William Tanksley, Jr — 2008-06-19 13:27:46

John Nowak <john@...> wrote:
> I'm not really sure what I'm asking here. Perhaps I'm just looking for
> a gut response to the C2R proposal. If anyone has any thoughts, I'd
> very much appreciate them. This is the last "big decision" for 5th
> before I can release something.

Well, you've got my sympathy... That's an unfortunate dilemma. It
looks like this model of a first-order language works very poorly with
concatenativity. It this purely a result of this model -- might it be
possible to partly solve this by other means?

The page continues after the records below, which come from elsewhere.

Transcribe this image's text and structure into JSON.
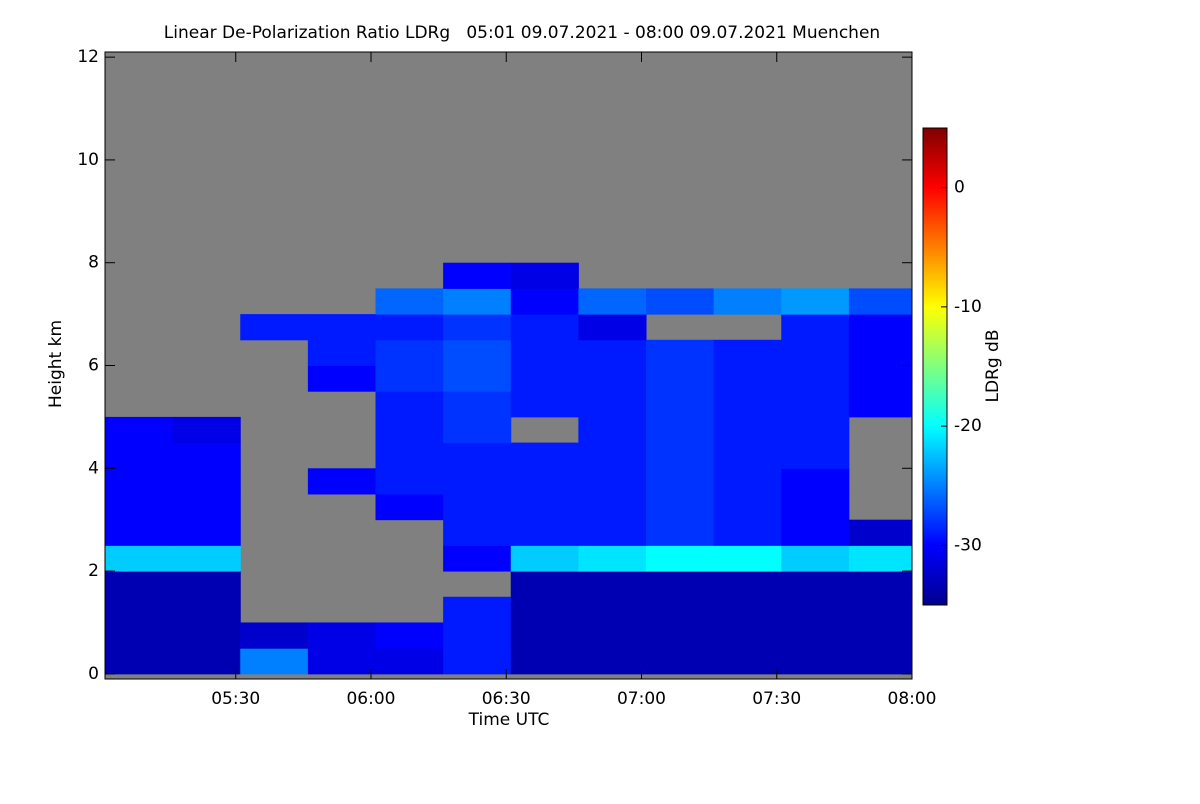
{
  "chart_data": {
    "type": "heatmap",
    "title": "Linear De-Polarization Ratio LDRg   05:01 09.07.2021 - 08:00 09.07.2021 Muenchen",
    "xlabel": "Time UTC",
    "ylabel": "Height km",
    "colorbar_label": "LDRg dB",
    "xlim": [
      301,
      480
    ],
    "xticks": [
      {
        "value": 330,
        "label": "05:30"
      },
      {
        "value": 360,
        "label": "06:00"
      },
      {
        "value": 390,
        "label": "06:30"
      },
      {
        "value": 420,
        "label": "07:00"
      },
      {
        "value": 450,
        "label": "07:30"
      },
      {
        "value": 480,
        "label": "08:00"
      }
    ],
    "ylim": [
      -0.1,
      12.1
    ],
    "yticks": [
      0,
      2,
      4,
      6,
      8,
      10,
      12
    ],
    "clim": [
      -35,
      5
    ],
    "cticks": [
      0,
      -10,
      -20,
      -30
    ],
    "nodata_color": "#808080",
    "x_edges": [
      301,
      316,
      331,
      346,
      361,
      376,
      391,
      406,
      421,
      436,
      451,
      466,
      480
    ],
    "y_edges": [
      0,
      0.5,
      1,
      1.5,
      2,
      2.5,
      3,
      3.5,
      4,
      4.5,
      5,
      5.5,
      6,
      6.5,
      7,
      7.5,
      8
    ],
    "z": [
      [
        -33,
        -33,
        -25,
        -31,
        -31,
        -29,
        -33,
        -33,
        -33,
        -33,
        -33,
        -33
      ],
      [
        -33,
        -33,
        -32,
        -31,
        -30,
        -29,
        -33,
        -33,
        -33,
        -33,
        -33,
        -33
      ],
      [
        -33,
        -33,
        null,
        null,
        null,
        -29,
        -33,
        -33,
        -33,
        -33,
        -33,
        -33
      ],
      [
        -33,
        -33,
        null,
        null,
        null,
        null,
        -33,
        -33,
        -33,
        -33,
        -33,
        -33
      ],
      [
        -22,
        -22,
        null,
        null,
        null,
        -30,
        -22,
        -21,
        -20,
        -20,
        -22,
        -21
      ],
      [
        -30,
        -30,
        null,
        null,
        null,
        -29,
        -29,
        -29,
        -28,
        -29,
        -30,
        -32
      ],
      [
        -30,
        -30,
        null,
        null,
        -30,
        -29,
        -29,
        -29,
        -28,
        -29,
        -30,
        null
      ],
      [
        -30,
        -30,
        null,
        -30,
        -29,
        -29,
        -29,
        -29,
        -28,
        -29,
        -30,
        null
      ],
      [
        -30,
        -30,
        null,
        null,
        -29,
        -29,
        -29,
        -29,
        -28,
        -29,
        -29,
        null
      ],
      [
        -30,
        -31,
        null,
        null,
        -29,
        -28,
        null,
        -29,
        -28,
        -29,
        -29,
        null
      ],
      [
        null,
        null,
        null,
        null,
        -29,
        -28,
        -29,
        -29,
        -28,
        -29,
        -29,
        -30
      ],
      [
        null,
        null,
        null,
        -30,
        -28,
        -27,
        -29,
        -29,
        -28,
        -29,
        -29,
        -30
      ],
      [
        null,
        null,
        null,
        -29,
        -28,
        -27,
        -29,
        -29,
        -28,
        -29,
        -29,
        -30
      ],
      [
        null,
        null,
        -29,
        -29,
        -29,
        -28,
        -29,
        -31,
        null,
        null,
        -29,
        -30
      ],
      [
        null,
        null,
        null,
        null,
        -26,
        -25,
        -30,
        -26,
        -27,
        -25,
        -24,
        -27
      ],
      [
        null,
        null,
        null,
        null,
        null,
        -30,
        -31,
        null,
        null,
        null,
        null,
        null
      ]
    ]
  }
}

I'm not coming up with any enlightenment. Forth solves this with a
full macro system, which is WAY too powerful. Would it be possible to
define some kind of pseudofunctional that can be called from inside a
functional to mean "lift a stack item into here"? My mind is rebelling
from this, so it's probably a really bad idea. I can't tell.

> - John

-Wm

John Nowak — 2008-06-19 15:24:52

On Jun 19, 2008, at 9:27 AM, William Tanksley, Jr wrote:

> John Nowak <john@...> wrote:
>
>> I'm not really sure what I'm asking here. Perhaps I'm just looking
>> for
>> a gut response to the C2R proposal. If anyone has any thoughts, I'd
>> very much appreciate them. This is the last "big decision" for 5th
>> before I can release something.
>
> Well, you've got my sympathy... That's an unfortunate dilemma. It
> looks like this model of a first-order language works very poorly with
> concatenativity. It this purely a result of this model -- might it be
> possible to partly solve this by other means?
>
> Would it be possible to
> define some kind of pseudofunctional that can be called from inside a
> functional to mean "lift a stack item into here"? My mind is rebelling
> from this, so it's probably a really bad idea. I can't tell.

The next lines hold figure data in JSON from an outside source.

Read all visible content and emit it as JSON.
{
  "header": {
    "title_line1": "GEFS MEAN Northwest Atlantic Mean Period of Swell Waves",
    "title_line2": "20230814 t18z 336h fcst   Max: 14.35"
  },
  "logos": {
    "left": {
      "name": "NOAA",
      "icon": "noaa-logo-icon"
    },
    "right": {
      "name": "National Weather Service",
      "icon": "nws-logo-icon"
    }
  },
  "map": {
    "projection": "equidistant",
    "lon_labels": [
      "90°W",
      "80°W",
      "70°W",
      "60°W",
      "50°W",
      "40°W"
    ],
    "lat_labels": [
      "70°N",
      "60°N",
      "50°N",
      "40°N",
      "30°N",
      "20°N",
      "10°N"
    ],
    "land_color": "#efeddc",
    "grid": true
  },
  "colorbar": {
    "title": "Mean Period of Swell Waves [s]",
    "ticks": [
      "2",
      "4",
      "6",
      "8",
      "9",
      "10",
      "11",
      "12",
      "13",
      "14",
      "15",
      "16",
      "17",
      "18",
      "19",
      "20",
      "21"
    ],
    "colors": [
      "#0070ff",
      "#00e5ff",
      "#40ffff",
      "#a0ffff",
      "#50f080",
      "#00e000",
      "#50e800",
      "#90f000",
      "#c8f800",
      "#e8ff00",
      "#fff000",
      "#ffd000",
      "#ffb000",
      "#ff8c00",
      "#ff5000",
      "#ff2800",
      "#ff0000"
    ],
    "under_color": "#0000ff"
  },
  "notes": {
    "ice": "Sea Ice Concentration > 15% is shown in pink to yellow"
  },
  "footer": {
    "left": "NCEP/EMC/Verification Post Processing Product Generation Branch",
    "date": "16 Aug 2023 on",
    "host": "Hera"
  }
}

Such an approach is the only way I can think of to solve the problem.
Unfortunately, such an approach is also impossible (or, at least,
requires far too much magic to be worth it). I could give some
examples that demonstrate this, but you probably already have a good
intuition for why this can't work.

I should note that a postfix language based on term rewriting is
actually a very nice thing! I'm not exactly disappointed to be in this
situation; it's just something of a surprise.

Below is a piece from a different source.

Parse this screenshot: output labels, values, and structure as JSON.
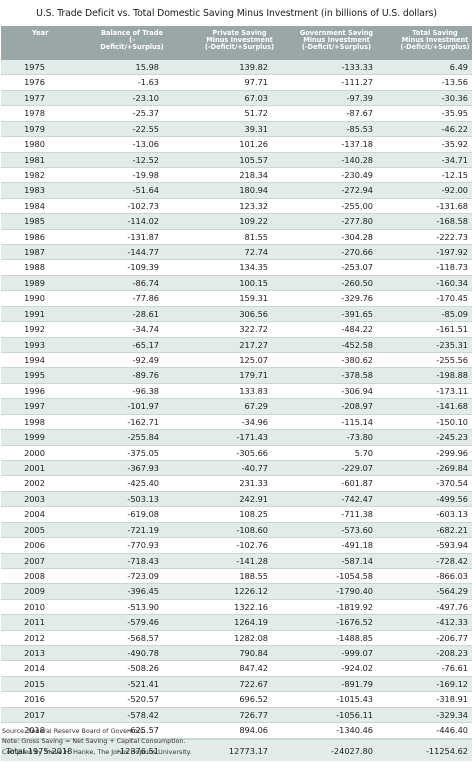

I should also note that allowing the programmer to define things in
terms of rewrite rules doesn't complicate the language. The reason is
that you need some notion of substitution in order to make sense of
the language primitives in the first place.

Being able to work with objects directly also makes proofs possible
without a ton of function-level axioms. Let's say, for example, that I
want to prove that the program 'dip(swap)' is equivalent to the
program '-rot swap rot'. In order to do this, we first need to know
the semantics of these functions and functionals:

$a dip($F) = $F $a
$a $b swap = $b $a
$a $b $c -rot = $c $a $b
$a $b $c rot = $b $c $a

The next step, of course, is to set the programs equal to each other:

dip(swap) = -rot swap rot

At this point, if we're not allowed to deal with objects, we're stuck
unless we have some additional set of function-level axioms. However,
if we're allowed to deal with objects, this is easy. The first thing
we need to do is employ one of the rules of "concatenative algebra" (I
need to post something about this eventually) that says we can prepend
or append any expression to both sides of the equality:

$a $b $c dip(swap) = $a $b $c -rot swap rot

Now, we just simplify both sides using the rewriting semantics for
these function(al)s:

$a $b $c dip(swap) = $a $b $c -rot swap rot
$a $b swap $c = $a $b $c -rot swap rot
$b $a $c = $a $b $c -rot swap rot
$b $a $c = $c $a $b swap rot
$b $a $c = $c $b $a rot
$b $a $c = $b $a $c

While Backus does talk much about how FP's pointfree nature makes
proofs simpler, it's really the second order nature of the language
that is responsible for most of the easy manipulatability. Of course,
pointfree manipulations are still possible in many cases even if the
programmer is allowed to deal with objects directly.

Anyway, I hope that shows that it's beneficial to be able to
manipulate objects, at least in proofs (if that wasn't already
obvious). If the language is defined in terms of rewrite rules, I
don't think it adds much complication to allow programmers to use the
same system to define new functions and functionals. The only
unfortunate thing is that you *need* to express programs in terms of
rewrite rules in some cases to get around the lack of first-class
functions. That said, I see this neither as a major theoretical issue
nor a major practical issue.

- John